Le Sénégal ambitionne de couvrir une part significative de ses besoins en médicaments grâce à sa propre industrie pharmaceutique. Mais malgré les objectifs affichés — 30 % de couverture en 2030 et 50 % en 2035 —, les industriels nationaux peinent encore à franchir le cap des 10 % de contribution réelle au marché. Une situation qui soulève de nombreuses interrogations quant aux leviers nécessaires pour atteindre la souveraineté sanitaire voulue par l’État.

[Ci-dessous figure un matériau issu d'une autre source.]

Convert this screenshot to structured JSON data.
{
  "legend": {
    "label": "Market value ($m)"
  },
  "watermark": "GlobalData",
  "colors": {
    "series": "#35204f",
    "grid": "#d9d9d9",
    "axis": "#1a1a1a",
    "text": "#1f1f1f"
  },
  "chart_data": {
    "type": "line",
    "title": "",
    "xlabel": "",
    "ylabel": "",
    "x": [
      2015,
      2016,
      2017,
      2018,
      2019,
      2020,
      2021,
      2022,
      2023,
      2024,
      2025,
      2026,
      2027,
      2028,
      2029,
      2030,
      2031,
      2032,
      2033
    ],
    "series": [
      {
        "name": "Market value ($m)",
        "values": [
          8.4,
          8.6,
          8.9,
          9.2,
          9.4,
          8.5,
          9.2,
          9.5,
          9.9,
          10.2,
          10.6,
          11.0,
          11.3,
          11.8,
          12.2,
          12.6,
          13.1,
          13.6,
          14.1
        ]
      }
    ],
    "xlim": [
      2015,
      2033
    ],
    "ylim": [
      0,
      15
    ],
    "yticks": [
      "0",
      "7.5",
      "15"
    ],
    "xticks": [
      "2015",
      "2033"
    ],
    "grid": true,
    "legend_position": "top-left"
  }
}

Dans cette perspective, un atelier réunissant industriels, acheteurs publics, régulateurs et autorités sanitaires s’est tenu ce mercredi. L’objectif : analyser les blocages persistants et améliorer l’accès des producteurs nationaux à la commande publique. Selon les acteurs présents, les capacités techniques et industrielles existent bel et bien au Sénégal, mais les entreprises locales restent largement à l’écart d’un marché public qui représente environ 20 % du marché total du médicament, les 80 % restants étant dominés par les grossistes privés.
Pour le professeur Yerim Mbagnick Diop, spécialiste du secteur pharmaceutique, le potentiel de l’industrie locale est largement sous-exploité. « Si nous consommons tout ce qu’elle produit aujourd’hui, nous dépasserons les 30 %. Le problème vient surtout des difficultés d’accès au marché public », explique-t-il. Il évoque notamment la complexité des procédures, les exigences techniques et financières, ainsi que la concurrence forte des importations, comme obstacles majeurs à la progression des entreprises nationales.

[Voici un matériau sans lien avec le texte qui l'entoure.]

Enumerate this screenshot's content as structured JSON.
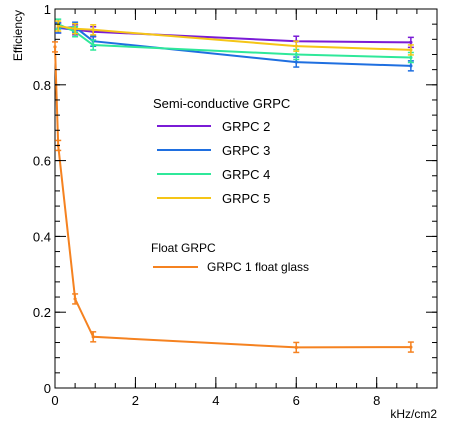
{
  "chart_data": {
    "type": "line",
    "title": "",
    "xlabel": "kHz/cm2",
    "ylabel": "Efficiency",
    "xlim": [
      0,
      9.5
    ],
    "ylim": [
      0,
      1
    ],
    "grid": false,
    "x_ticks": [
      {
        "value": 0,
        "label": "0"
      },
      {
        "value": 2,
        "label": "2"
      },
      {
        "value": 4,
        "label": "4"
      },
      {
        "value": 6,
        "label": "6"
      },
      {
        "value": 8,
        "label": "8"
      }
    ],
    "y_ticks": [
      {
        "value": 0,
        "label": "0"
      },
      {
        "value": 0.2,
        "label": "0.2"
      },
      {
        "value": 0.4,
        "label": "0.4"
      },
      {
        "value": 0.6,
        "label": "0.6"
      },
      {
        "value": 0.8,
        "label": "0.8"
      },
      {
        "value": 1,
        "label": "1"
      }
    ],
    "legend_groups": [
      {
        "title": "Semi-conductive GRPC",
        "entries": [
          "GRPC 2",
          "GRPC 3",
          "GRPC 4",
          "GRPC 5"
        ]
      },
      {
        "title": "Float GRPC",
        "entries": [
          "GRPC 1 float glass"
        ]
      }
    ],
    "series": [
      {
        "name": "GRPC 2",
        "color": "#7a1bd6",
        "points": [
          {
            "x": 0.08,
            "y": 0.95
          },
          {
            "x": 0.5,
            "y": 0.945
          },
          {
            "x": 0.95,
            "y": 0.94
          },
          {
            "x": 6.0,
            "y": 0.915
          },
          {
            "x": 8.85,
            "y": 0.912
          }
        ]
      },
      {
        "name": "GRPC 3",
        "color": "#1f6fe0",
        "points": [
          {
            "x": 0.08,
            "y": 0.95
          },
          {
            "x": 0.5,
            "y": 0.952
          },
          {
            "x": 0.95,
            "y": 0.915
          },
          {
            "x": 6.0,
            "y": 0.86
          },
          {
            "x": 8.85,
            "y": 0.85
          }
        ]
      },
      {
        "name": "GRPC 4",
        "color": "#2fe89a",
        "points": [
          {
            "x": 0.08,
            "y": 0.96
          },
          {
            "x": 0.5,
            "y": 0.94
          },
          {
            "x": 0.95,
            "y": 0.905
          },
          {
            "x": 6.0,
            "y": 0.88
          },
          {
            "x": 8.85,
            "y": 0.872
          }
        ]
      },
      {
        "name": "GRPC 5",
        "color": "#f5c516",
        "points": [
          {
            "x": 0.08,
            "y": 0.955
          },
          {
            "x": 0.5,
            "y": 0.948
          },
          {
            "x": 0.95,
            "y": 0.945
          },
          {
            "x": 6.0,
            "y": 0.902
          },
          {
            "x": 8.85,
            "y": 0.892
          }
        ]
      },
      {
        "name": "GRPC 1 float glass",
        "color": "#f58220",
        "points": [
          {
            "x": 0.0,
            "y": 0.9
          },
          {
            "x": 0.08,
            "y": 0.64
          },
          {
            "x": 0.5,
            "y": 0.235
          },
          {
            "x": 0.95,
            "y": 0.135
          },
          {
            "x": 6.0,
            "y": 0.107
          },
          {
            "x": 8.85,
            "y": 0.108
          }
        ]
      }
    ]
  }
}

Dans le secteur privé, la part des médicaments produits localement reste extrêmement faible, avoisinant les 3 %. Dans le secteur public, elle atteint environ 18 %, loin des cibles fixées pour 2025. Ces chiffres témoignent, selon les acteurs, d’un déséquilibre persistant entre la volonté politique d’encourager la production nationale et la réalité du terrain, marquée par une compétition défavorable aux industriels sénégalais.

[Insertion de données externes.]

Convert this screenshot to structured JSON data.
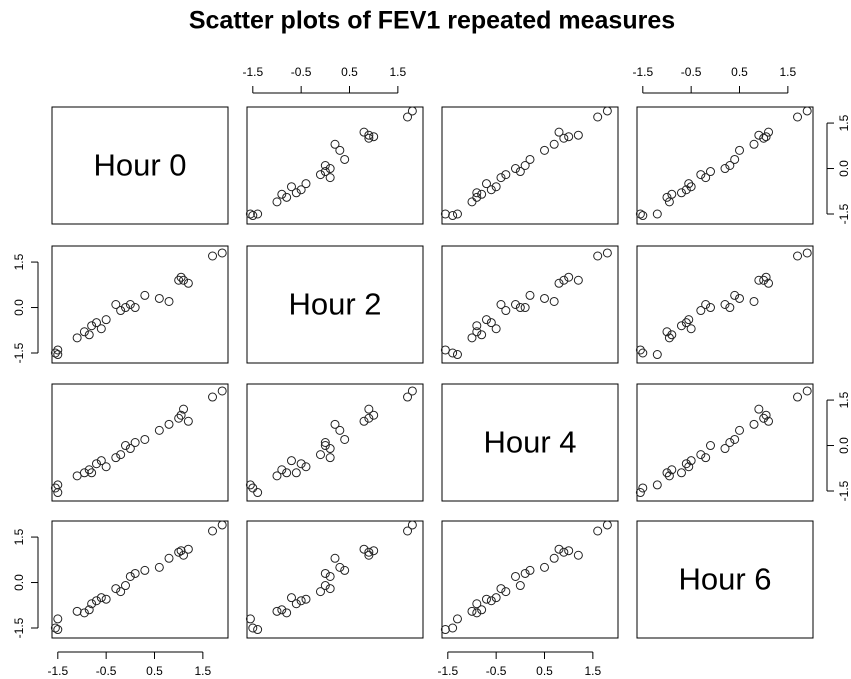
{
  "chart_data": {
    "type": "pairs",
    "title": "Scatter plots of FEV1 repeated measures",
    "series": [
      {
        "name": "Hour 0",
        "values": [
          -1.55,
          -1.5,
          -1.5,
          -1.1,
          -0.95,
          -0.85,
          -0.8,
          -0.7,
          -0.6,
          -0.5,
          -0.2,
          -0.1,
          0.0,
          0.1,
          0.3,
          0.6,
          0.8,
          1.0,
          1.05,
          1.1,
          1.2,
          1.7,
          1.9,
          -0.3
        ]
      },
      {
        "name": "Hour 2",
        "values": [
          -1.5,
          -1.4,
          -1.55,
          -1.0,
          -0.8,
          -0.9,
          -0.6,
          -0.5,
          -0.7,
          -0.4,
          -0.1,
          0.0,
          0.1,
          0.0,
          0.4,
          0.3,
          0.2,
          0.9,
          1.0,
          0.9,
          0.8,
          1.7,
          1.8,
          0.1
        ]
      },
      {
        "name": "Hour 4",
        "values": [
          -1.4,
          -1.55,
          -1.3,
          -1.0,
          -0.9,
          -0.8,
          -0.9,
          -0.6,
          -0.5,
          -0.7,
          -0.3,
          0.0,
          -0.1,
          0.1,
          0.2,
          0.5,
          0.7,
          0.9,
          1.0,
          1.2,
          0.8,
          1.6,
          1.8,
          -0.4
        ]
      },
      {
        "name": "Hour 6",
        "values": [
          -1.5,
          -1.55,
          -1.2,
          -0.95,
          -1.0,
          -0.9,
          -0.7,
          -0.6,
          -0.5,
          -0.55,
          -0.3,
          -0.1,
          0.2,
          0.3,
          0.4,
          0.5,
          0.8,
          1.0,
          1.05,
          0.9,
          1.1,
          1.7,
          1.9,
          -0.2
        ]
      }
    ],
    "xlim": [
      -1.62,
      2.02
    ],
    "ylim": [
      -1.83,
      2.03
    ],
    "xticks": [
      -1.5,
      -0.5,
      0.5,
      1.5
    ],
    "yticks": [
      -1.5,
      {
        "value": 0,
        "label": "0.0"
      },
      1.5
    ]
  }
}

Face à ce constat, l’État a engagé une série de réformes destinées à inverser la tendance. Elles comprennent d’abord un mécanisme de corrélation passive permettant de favoriser la production locale lorsque les industriels en expriment la demande. S’y ajoute une corrélation active, incarnée par la création d’une liste de médicaments souverains que le Sénégal prévoit de produire localement et de ne plus importer d’ici à 2035. Une dérogation au Code des marchés publics a également été introduite afin de faciliter l’achat de médicaments issus de l’industrie nationale. Par ailleurs, un manuel de procédures de la SEN-PNA, attendu prochainement, doit clarifier les modalités d’accès à la commande publique pour les fabricants locaux.
Le docteur Mor Diagne, du ministère de la Santé, rappelle que ces efforts s’inscrivent pleinement dans la Stratégie de transformation systémique du Sénégal (ST2S), adoptée en 2024. Cette stratégie fait de la souveraineté sanitaire une priorité nationale et place la production locale au cœur des ambitions du pays. « Le Sénégal veut couvrir 50 % de ses besoins en médicaments d’ici 2035. Cela ne sera possible que si nous levons les obstacles qui freinent l’accès des industriels au marché public », souligne-t-il.
L’atelier a ainsi servi de cadre de concertation entre industriels, SEN-PNA, DCMP, ARCOP et DSMP, dans l’optique d’élaborer une feuille de route commune pour dynamiser l’industrie pharmaceutique locale et sécuriser l’approvisionnement en médicaments.